The US Monetary Base Crosses $4 TRILLION, my latest article for TheStreet

In this article I explain why the ultimate inflation hedge is not gold, silver, gold miners, silver miners, commodities, silver options, or options in miners.

It’s actually 2016 GLD $225 call options, with a risk/return of a whopping 1379:1. That means for every $1,000 you put in, the risk is $1000, but the return is $1,379,000.

Talk about the ultimate inflation hedge.

Here’s an excerpt:

Go to the GLD 2016 calls and the farthest strike out is $225. Assuming a quintupling of gold in a two-year time frame (either from January 2014 or January 2015, as 2017 LEAPS in GLD will also be available come November) that puts GLD at roughly $625. $225 LEAPS on GLD are currently available for 29 cents, and only 6,688 contracts have been traded. Compare that with SLV’s 55,000 and this trade seems extremely neglected.

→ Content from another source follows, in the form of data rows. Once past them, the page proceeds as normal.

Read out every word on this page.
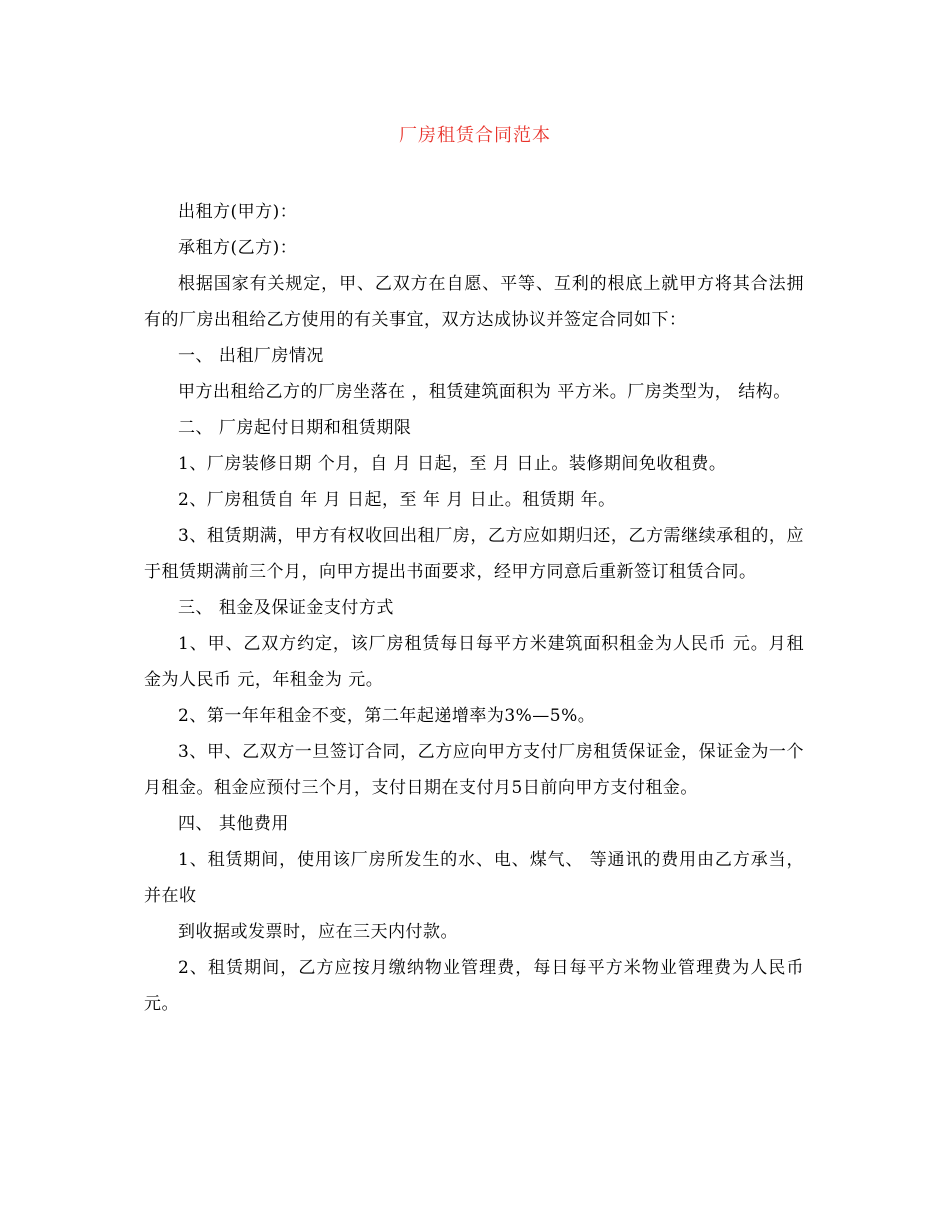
厂房租赁合同范本

出租方(甲方)：

承租方(乙方)：

根据国家有关规定，甲、乙双方在自愿、平等、互利的根底上就甲方将其合法拥有的厂房出租给乙方使用的有关事宜，双方达成协议并签定合同如下：

一、 出租厂房情况

甲方出租给乙方的厂房坐落在 ，租赁建筑面积为 平方米。厂房类型为， 结构。

二、 厂房起付日期和租赁期限

1、厂房装修日期 个月，自 月 日起，至 月 日止。装修期间免收租费。

2、厂房租赁自 年 月 日起，至 年 月 日止。租赁期 年。

3、租赁期满，甲方有权收回出租厂房，乙方应如期归还，乙方需继续承租的，应于租赁期满前三个月，向甲方提出书面要求，经甲方同意后重新签订租赁合同。

三、 租金及保证金支付方式

1、甲、乙双方约定，该厂房租赁每日每平方米建筑面积租金为人民币 元。月租金为人民币 元，年租金为 元。

2、第一年年租金不变，第二年起递增率为3%—5%。

3、甲、乙双方一旦签订合同，乙方应向甲方支付厂房租赁保证金，保证金为一个月租金。租金应预付三个月，支付日期在支付月5日前向甲方支付租金。

四、 其他费用

1、租赁期间，使用该厂房所发生的水、电、煤气、 等通讯的费用由乙方承当，并在收

到收据或发票时，应在三天内付款。

2、租赁期间，乙方应按月缴纳物业管理费，每日每平方米物业管理费为人民币 元。
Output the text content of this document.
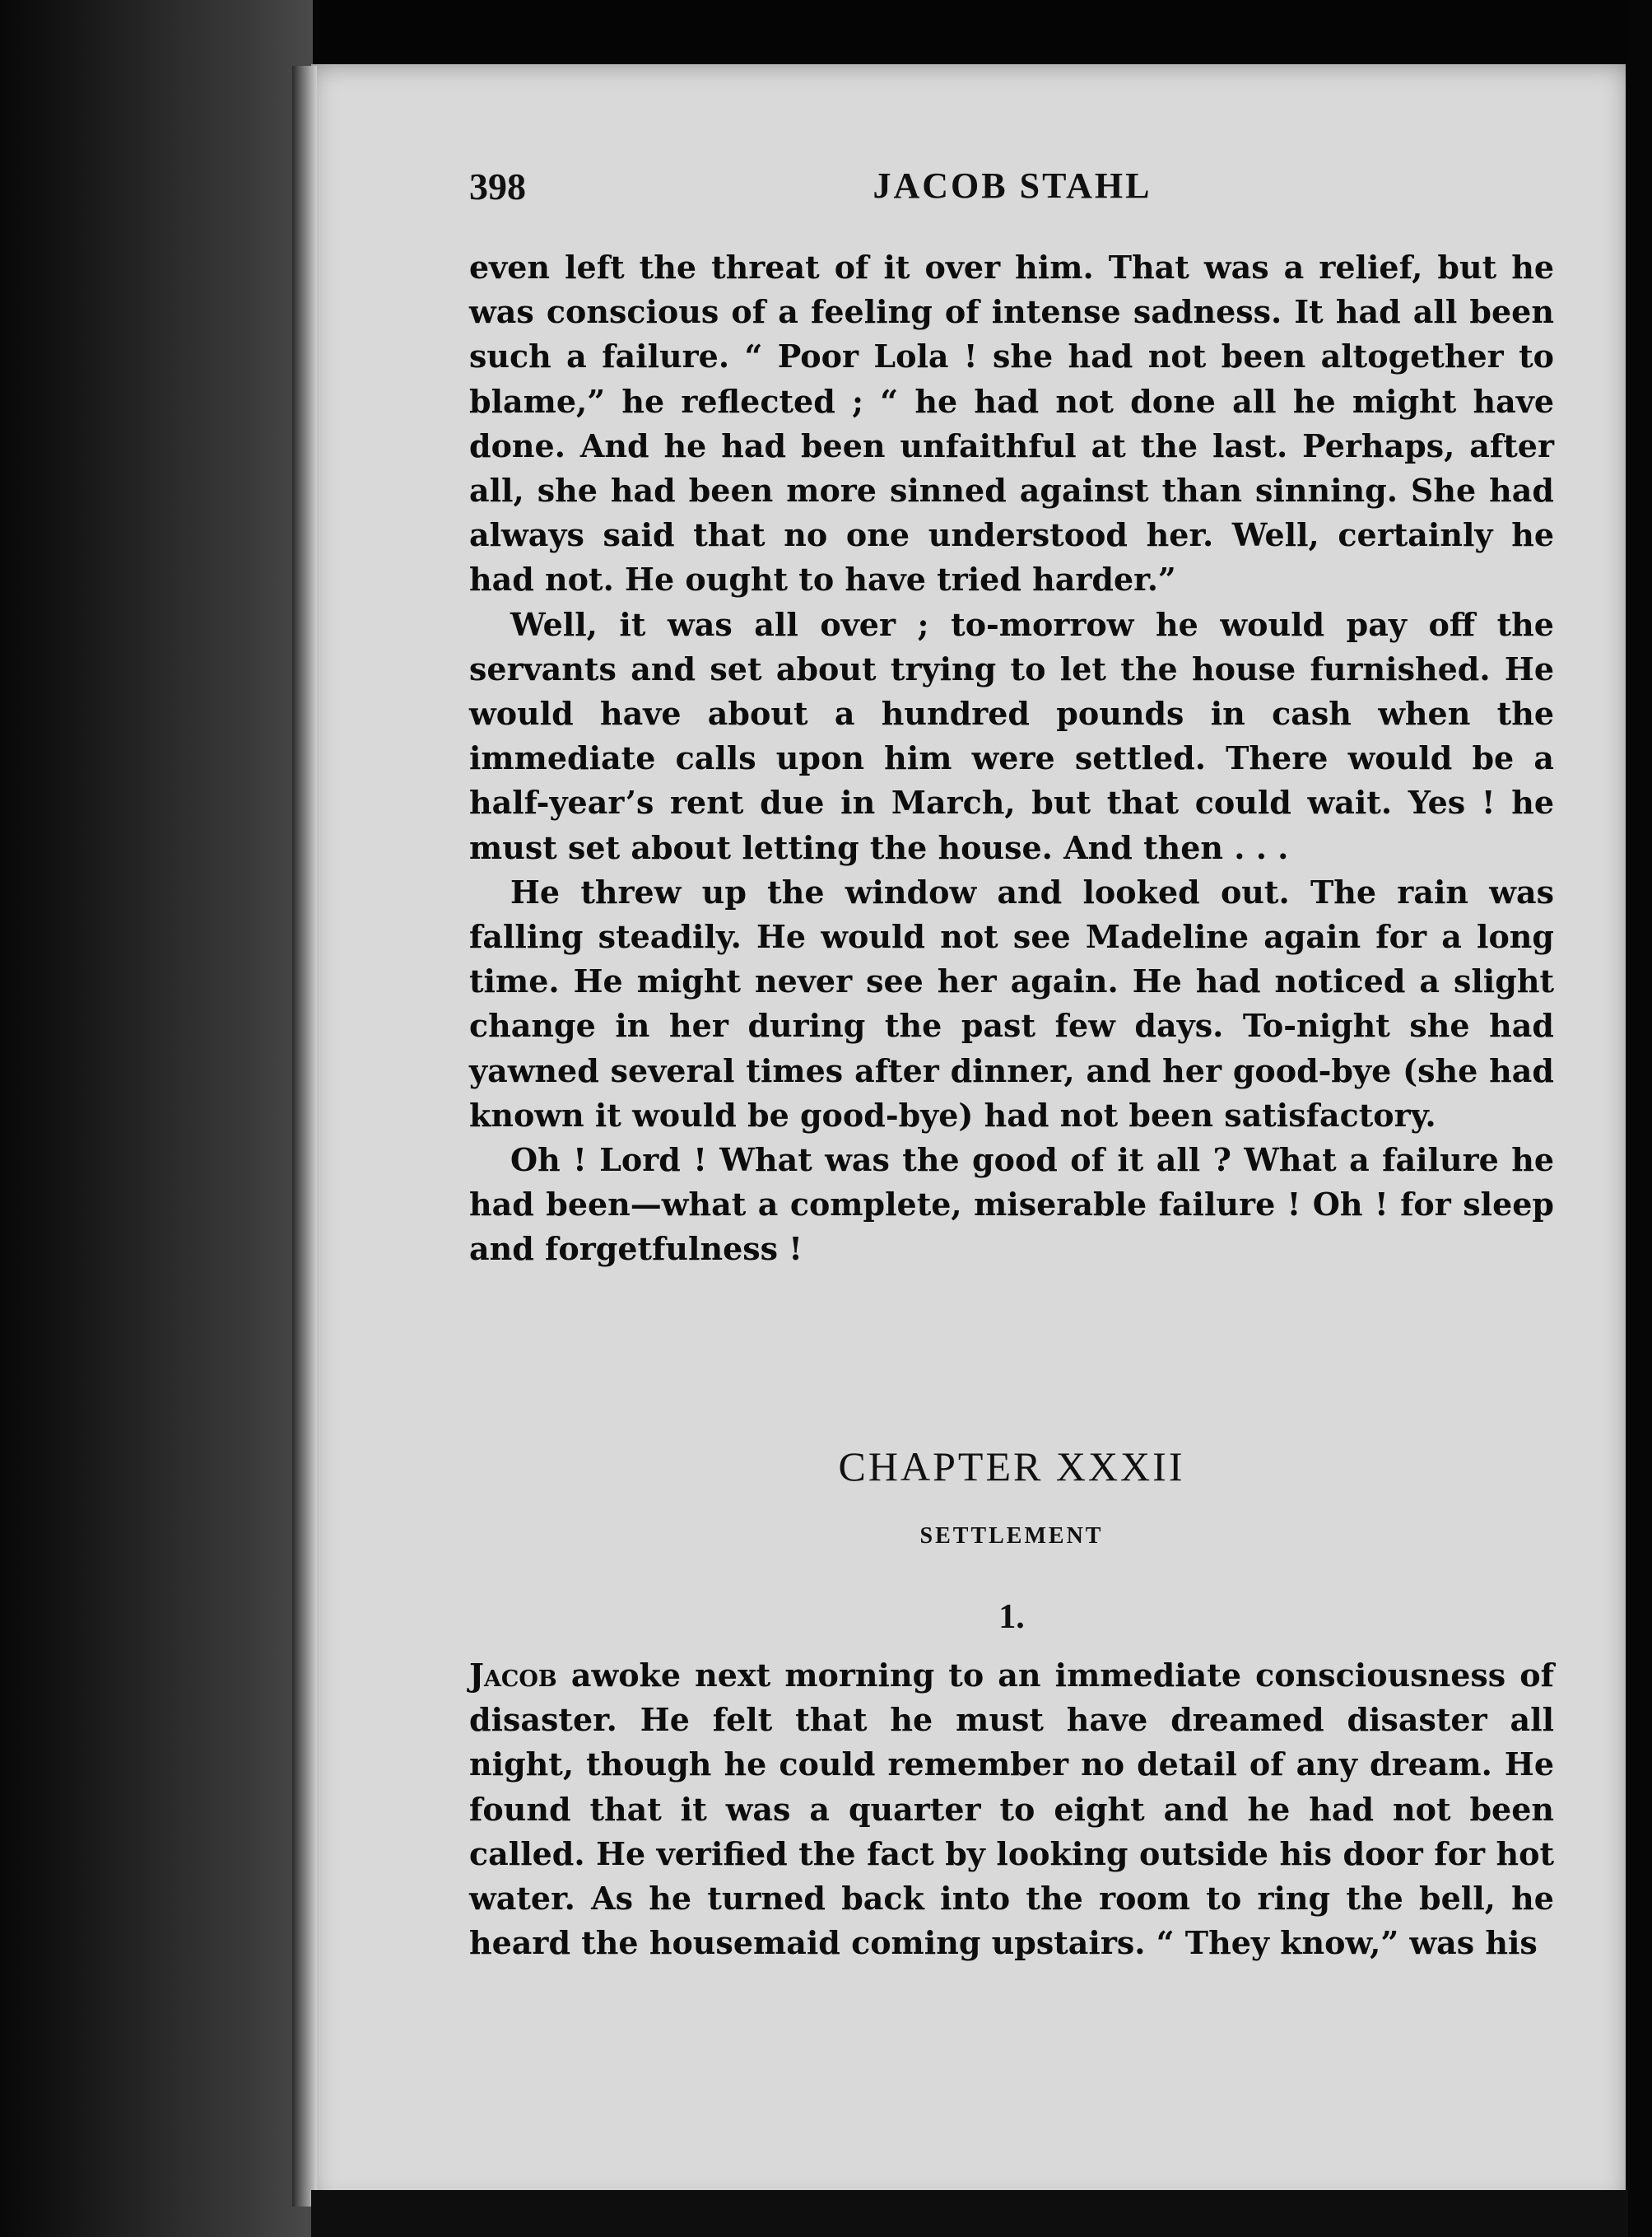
398	JACOB STAHL

even left the threat of it over him. That was a relief, but he was conscious of a feeling of intense sadness. It had all been such a failure. “ Poor Lola ! she had not been altogether to blame,” he reflected ; “ he had not done all he might have done. And he had been unfaithful at the last. Perhaps, after all, she had been more sinned against than sinning. She had always said that no one understood her. Well, certainly he had not. He ought to have tried harder.”

Well, it was all over ; to-morrow he would pay off the servants and set about trying to let the house furnished. He would have about a hundred pounds in cash when the immediate calls upon him were settled. There would be a half-year’s rent due in March, but that could wait. Yes ! he must set about letting the house. And then . . .

He threw up the window and looked out. The rain was falling steadily. He would not see Madeline again for a long time. He might never see her again. He had noticed a slight change in her during the past few days. To-night she had yawned several times after dinner, and her good-bye (she had known it would be good-bye) had not been satisfactory.

Oh ! Lord ! What was the good of it all ? What a failure he had been—what a complete, miserable failure ! Oh ! for sleep and forgetfulness !

CHAPTER XXXII
SETTLEMENT
1.

Jacob awoke next morning to an immediate consciousness of disaster. He felt that he must have dreamed disaster all night, though he could remember no detail of any dream. He found that it was a quarter to eight and he had not been called. He verified the fact by looking outside his door for hot water. As he turned back into the room to ring the bell, he heard the housemaid coming upstairs. “ They know,” was his
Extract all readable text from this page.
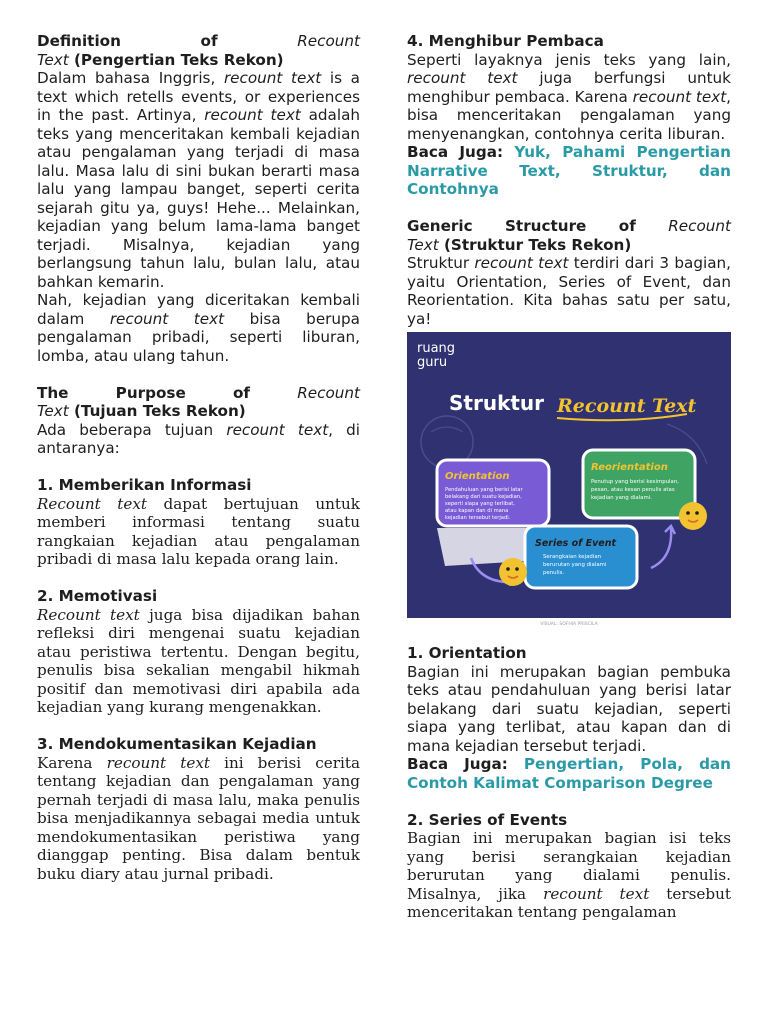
Definition of Recount
Text (Pengertian Teks Rekon)

Dalam bahasa Inggris, recount text is a text which retells events, or experiences in the past. Artinya, recount text adalah teks yang menceritakan kembali kejadian atau pengalaman yang terjadi di masa lalu. Masa lalu di sini bukan berarti masa lalu yang lampau banget, seperti cerita sejarah gitu ya, guys! Hehe... Melainkan, kejadian yang belum lama-lama banget terjadi. Misalnya, kejadian yang berlangsung tahun lalu, bulan lalu, atau bahkan kemarin.

Nah, kejadian yang diceritakan kembali dalam recount text bisa berupa pengalaman pribadi, seperti liburan, lomba, atau ulang tahun.

The Purpose of Recount
Text (Tujuan Teks Rekon)

Ada beberapa tujuan recount text, di antaranya:

1. Memberikan Informasi

Recount text dapat bertujuan untuk memberi informasi tentang suatu rangkaian kejadian atau pengalaman pribadi di masa lalu kepada orang lain.

2. Memotivasi

Recount text juga bisa dijadikan bahan refleksi diri mengenai suatu kejadian atau peristiwa tertentu. Dengan begitu, penulis bisa sekalian mengabil hikmah positif dan memotivasi diri apabila ada kejadian yang kurang mengenakkan.

3. Mendokumentasikan Kejadian

Karena recount text ini berisi cerita tentang kejadian dan pengalaman yang pernah terjadi di masa lalu, maka penulis bisa menjadikannya sebagai media untuk mendokumentasikan peristiwa yang dianggap penting. Bisa dalam bentuk buku diary atau jurnal pribadi.

4. Menghibur Pembaca

Seperti layaknya jenis teks yang lain, recount text juga berfungsi untuk menghibur pembaca. Karena recount text, bisa menceritakan pengalaman yang menyenangkan, contohnya cerita liburan.

Baca Juga: Yuk, Pahami Pengertian Narrative Text, Struktur, dan Contohnya

Generic Structure of Recount
Text (Struktur Teks Rekon)

Struktur recount text terdiri dari 3 bagian, yaitu Orientation, Series of Event, dan Reorientation. Kita bahas satu per satu, ya!

ruang
guru
Struktur Recount Text
Reorientation
Penutup yang berisi kesimpulan,
pesan, atau kesan penulis atas
kejadian yang dialami.
Orientation
Pendahuluan yang berisi latar
belakang dari suatu kejadian,
seperti siapa yang terlibat,
atau kapan dan di mana
kejadian tersebut terjadi.
Series of Event
Serangkaian kejadian
berurutan yang dialami
penulis.
VISUAL: SOFHIA PRISCILA
1. Orientation

Bagian ini merupakan bagian pembuka teks atau pendahuluan yang berisi latar belakang dari suatu kejadian, seperti siapa yang terlibat, atau kapan dan di mana kejadian tersebut terjadi.

Baca Juga: Pengertian, Pola, dan Contoh Kalimat Comparison Degree

2. Series of Events

Bagian ini merupakan bagian isi teks yang berisi serangkaian kejadian berurutan yang dialami penulis. Misalnya, jika recount text tersebut menceritakan tentang pengalaman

If GLD quintuples in two years, that puts the options at $400 a contract, for a return of 1,379-times, or an astronomical 137,800%. Meaning, for every $1,000 you put into 2016 or 2017 $225 GLD LEAP options, you will have $1,379,300. That is nearly twice the return on SLV LEAPS, putting the risk/return ratio at 1379:1, and that already takes into account that gold is generally half as fast in rising as silver.